It's fine that judgments based on politics inform our social lives

(Shutterstock)

You can go much too far with this, of course. People shouldn't use political discrimination to discriminate in hiring decisions. What you think about gay marriage has nothing to do with how good you are at graphic design. But it's a totally reasonable thing to take into account when deciding whether you want to, say, date someone.

Iyengar seemed perplexed by this behavior, though. "We were particularly surprised at the extent to which party politics has become a litmus test for interpersonal relations. Marriage across party lines is extremely rare," he told the Stanford News.

Why would it be surprising that people "across party lines" would steer clear of each other in their personal lives? Who wants to sit across the dinner table from a person whose views about the issues of the day (like whether gay people should be allowed to get married, or what should happen to the immigrant children at the border, or whether the racism that justified the Voting Rights Act still exists) are, to them, incomprehensible, illogical, or morally bankrupt?

Yes, it's healthy and intellectually important to understand all sides of an argument. But that doesn't mean you need to marry the other side of the argument. Or even force yourself to think warm and fuzzy thoughts about the person delivering the other side of the argument. Right or wrong, these beliefs are often core to who people are, or at least who they think themselves to be. It is not so strange that they would want a partner and friends who match them.

Leave the push for collegiality to politicians

(Mark Wilson/Getty Images News)

To increase political collegiality among the public, "what we need is greater personal contact between Republicans and Democrats," Iyengar said. He suggested "significant social interventions that enhance the political heterogeneity of neighborhoods and friendship groups."
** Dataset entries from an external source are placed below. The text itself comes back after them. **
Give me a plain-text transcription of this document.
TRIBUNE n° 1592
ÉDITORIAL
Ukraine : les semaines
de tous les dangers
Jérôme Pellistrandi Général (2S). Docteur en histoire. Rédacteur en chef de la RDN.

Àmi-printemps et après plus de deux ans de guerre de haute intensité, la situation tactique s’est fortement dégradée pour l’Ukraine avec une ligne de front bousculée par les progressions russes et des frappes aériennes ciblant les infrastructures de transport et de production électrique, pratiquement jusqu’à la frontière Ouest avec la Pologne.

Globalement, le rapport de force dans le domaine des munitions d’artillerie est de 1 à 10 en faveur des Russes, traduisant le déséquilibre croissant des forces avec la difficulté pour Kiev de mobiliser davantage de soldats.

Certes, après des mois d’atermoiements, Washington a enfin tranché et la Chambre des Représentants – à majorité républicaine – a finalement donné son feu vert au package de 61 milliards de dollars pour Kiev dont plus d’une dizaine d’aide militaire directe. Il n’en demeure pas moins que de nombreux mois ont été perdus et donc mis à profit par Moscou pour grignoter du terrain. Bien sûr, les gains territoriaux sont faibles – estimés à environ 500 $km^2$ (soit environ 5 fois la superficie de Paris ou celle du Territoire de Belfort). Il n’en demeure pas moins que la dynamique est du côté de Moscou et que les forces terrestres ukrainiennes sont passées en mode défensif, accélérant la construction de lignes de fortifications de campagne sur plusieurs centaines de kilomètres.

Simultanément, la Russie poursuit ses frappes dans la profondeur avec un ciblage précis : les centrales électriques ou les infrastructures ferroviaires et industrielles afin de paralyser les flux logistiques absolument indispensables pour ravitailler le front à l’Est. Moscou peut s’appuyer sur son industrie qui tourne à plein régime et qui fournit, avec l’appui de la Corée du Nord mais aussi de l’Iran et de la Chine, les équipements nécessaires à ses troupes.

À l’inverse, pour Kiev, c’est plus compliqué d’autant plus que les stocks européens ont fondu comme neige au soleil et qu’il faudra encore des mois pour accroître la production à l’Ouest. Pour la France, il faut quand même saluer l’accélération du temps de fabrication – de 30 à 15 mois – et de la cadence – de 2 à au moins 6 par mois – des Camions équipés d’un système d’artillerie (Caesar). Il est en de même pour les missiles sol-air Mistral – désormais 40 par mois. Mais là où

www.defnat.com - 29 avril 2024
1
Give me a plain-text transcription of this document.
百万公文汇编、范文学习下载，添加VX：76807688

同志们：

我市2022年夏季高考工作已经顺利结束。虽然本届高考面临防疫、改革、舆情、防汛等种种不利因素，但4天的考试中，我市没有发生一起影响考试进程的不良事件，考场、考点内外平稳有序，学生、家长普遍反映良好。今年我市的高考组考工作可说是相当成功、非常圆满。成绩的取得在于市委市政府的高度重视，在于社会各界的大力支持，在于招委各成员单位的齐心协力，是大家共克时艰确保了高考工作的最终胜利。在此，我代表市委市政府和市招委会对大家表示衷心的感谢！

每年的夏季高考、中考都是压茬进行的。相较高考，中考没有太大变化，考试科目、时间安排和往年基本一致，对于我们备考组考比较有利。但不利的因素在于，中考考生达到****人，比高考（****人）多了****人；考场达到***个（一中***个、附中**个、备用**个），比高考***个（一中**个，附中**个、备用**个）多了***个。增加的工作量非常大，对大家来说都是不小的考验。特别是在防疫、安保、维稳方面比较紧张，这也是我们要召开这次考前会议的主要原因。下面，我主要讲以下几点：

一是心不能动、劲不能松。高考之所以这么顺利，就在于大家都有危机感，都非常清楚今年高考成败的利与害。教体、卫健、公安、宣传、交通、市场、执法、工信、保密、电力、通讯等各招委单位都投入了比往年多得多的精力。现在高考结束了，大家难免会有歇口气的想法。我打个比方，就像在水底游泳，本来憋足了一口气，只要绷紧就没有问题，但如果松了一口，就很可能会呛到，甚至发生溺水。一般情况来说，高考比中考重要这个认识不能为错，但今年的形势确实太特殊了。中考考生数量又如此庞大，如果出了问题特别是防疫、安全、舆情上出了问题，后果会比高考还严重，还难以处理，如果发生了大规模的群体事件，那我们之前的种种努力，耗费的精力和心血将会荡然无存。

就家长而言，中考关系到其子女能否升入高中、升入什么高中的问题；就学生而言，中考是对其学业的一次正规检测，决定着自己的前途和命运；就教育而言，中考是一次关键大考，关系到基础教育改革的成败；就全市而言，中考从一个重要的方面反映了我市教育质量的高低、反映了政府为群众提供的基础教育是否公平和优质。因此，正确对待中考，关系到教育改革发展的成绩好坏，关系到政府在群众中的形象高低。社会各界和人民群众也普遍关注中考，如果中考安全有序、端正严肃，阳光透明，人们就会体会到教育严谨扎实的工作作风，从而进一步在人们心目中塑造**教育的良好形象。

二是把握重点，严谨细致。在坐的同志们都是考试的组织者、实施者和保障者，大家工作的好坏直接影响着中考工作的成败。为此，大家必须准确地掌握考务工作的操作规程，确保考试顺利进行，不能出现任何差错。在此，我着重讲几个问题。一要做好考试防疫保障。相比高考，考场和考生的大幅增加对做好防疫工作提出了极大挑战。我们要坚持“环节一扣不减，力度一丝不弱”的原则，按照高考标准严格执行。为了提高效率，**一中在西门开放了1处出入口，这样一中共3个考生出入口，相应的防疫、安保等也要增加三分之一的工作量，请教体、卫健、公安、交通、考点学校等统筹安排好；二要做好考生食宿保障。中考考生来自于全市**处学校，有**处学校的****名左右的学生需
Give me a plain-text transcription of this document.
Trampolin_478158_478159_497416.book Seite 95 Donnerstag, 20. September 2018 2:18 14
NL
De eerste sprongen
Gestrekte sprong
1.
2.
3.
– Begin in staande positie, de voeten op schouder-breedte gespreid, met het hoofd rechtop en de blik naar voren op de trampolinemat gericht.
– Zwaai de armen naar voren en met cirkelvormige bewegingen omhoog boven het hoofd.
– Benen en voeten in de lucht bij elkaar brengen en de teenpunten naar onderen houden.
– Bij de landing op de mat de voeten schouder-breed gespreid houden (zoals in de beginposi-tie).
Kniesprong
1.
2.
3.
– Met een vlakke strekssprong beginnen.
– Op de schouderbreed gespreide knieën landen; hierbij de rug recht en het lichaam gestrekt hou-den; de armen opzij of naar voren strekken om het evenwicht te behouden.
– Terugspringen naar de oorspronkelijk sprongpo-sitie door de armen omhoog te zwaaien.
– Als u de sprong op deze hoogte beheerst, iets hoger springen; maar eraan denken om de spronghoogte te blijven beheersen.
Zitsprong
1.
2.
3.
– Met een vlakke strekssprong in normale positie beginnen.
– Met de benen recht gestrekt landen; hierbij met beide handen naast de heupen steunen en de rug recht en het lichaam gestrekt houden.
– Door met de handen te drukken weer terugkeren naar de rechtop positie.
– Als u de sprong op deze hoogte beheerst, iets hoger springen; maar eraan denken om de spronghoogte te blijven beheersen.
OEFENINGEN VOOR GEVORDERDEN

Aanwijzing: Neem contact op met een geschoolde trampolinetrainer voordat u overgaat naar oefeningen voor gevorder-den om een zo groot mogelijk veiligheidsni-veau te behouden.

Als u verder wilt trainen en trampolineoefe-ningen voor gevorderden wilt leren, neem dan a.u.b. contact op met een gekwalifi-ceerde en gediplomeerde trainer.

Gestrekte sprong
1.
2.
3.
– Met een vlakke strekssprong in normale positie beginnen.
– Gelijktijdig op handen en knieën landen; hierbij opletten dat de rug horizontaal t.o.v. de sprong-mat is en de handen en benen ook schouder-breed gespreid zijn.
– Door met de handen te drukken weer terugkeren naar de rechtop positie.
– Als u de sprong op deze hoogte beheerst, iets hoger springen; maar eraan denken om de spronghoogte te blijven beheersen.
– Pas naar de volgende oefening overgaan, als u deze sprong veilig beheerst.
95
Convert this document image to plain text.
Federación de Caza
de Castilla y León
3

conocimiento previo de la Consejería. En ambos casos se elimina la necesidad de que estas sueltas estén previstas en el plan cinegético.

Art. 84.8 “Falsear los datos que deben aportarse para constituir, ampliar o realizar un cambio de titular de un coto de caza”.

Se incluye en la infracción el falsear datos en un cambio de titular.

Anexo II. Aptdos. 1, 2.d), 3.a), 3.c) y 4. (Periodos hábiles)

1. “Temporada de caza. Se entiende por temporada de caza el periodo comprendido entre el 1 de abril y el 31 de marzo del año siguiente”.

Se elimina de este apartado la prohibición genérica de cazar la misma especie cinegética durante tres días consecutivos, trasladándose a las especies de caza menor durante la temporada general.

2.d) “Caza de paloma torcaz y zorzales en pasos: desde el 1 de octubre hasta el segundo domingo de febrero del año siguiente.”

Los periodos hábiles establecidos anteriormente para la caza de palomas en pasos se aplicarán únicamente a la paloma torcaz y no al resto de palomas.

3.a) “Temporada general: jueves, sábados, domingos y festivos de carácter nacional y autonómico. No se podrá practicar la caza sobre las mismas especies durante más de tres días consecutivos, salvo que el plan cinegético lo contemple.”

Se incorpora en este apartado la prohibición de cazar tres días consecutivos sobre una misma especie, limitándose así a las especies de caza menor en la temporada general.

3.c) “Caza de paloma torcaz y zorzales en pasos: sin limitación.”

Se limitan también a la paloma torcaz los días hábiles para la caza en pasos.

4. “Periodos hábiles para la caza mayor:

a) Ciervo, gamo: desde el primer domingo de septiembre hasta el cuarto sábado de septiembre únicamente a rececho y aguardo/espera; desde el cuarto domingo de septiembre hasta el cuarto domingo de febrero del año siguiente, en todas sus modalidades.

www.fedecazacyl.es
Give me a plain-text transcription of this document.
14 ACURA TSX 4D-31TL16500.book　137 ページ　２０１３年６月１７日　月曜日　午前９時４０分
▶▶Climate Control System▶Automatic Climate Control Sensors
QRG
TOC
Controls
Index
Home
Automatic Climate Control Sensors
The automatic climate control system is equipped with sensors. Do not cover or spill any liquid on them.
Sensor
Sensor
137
But who said "increased political collegiality" among everyday people was a goal? Sure, for elected officials who have to maintain friendly relationships in order to have the discussions that lead to compromise, reaching across the aisle in a civil manner is important. For the rest of us, it's really not.

One of the unexamined assumptions in the paper is that racial hostility is an appropriate baseline against which to measure politically inspired hostility ("The general agreement that race represents the deepest divide in American society makes racial affect a particularly robust benchmark for the assessment of partisan affect," the researchers explain). But so long as we're using that comparison, this is a country where three quarters of white people don't have a single black friend. There's a lot of social segregation in America, and some of it is based on qualities much more worrying than politics.

If we're now judging people more for their politics more than their race, then it means we're finally starting to understand what matters. Good for us.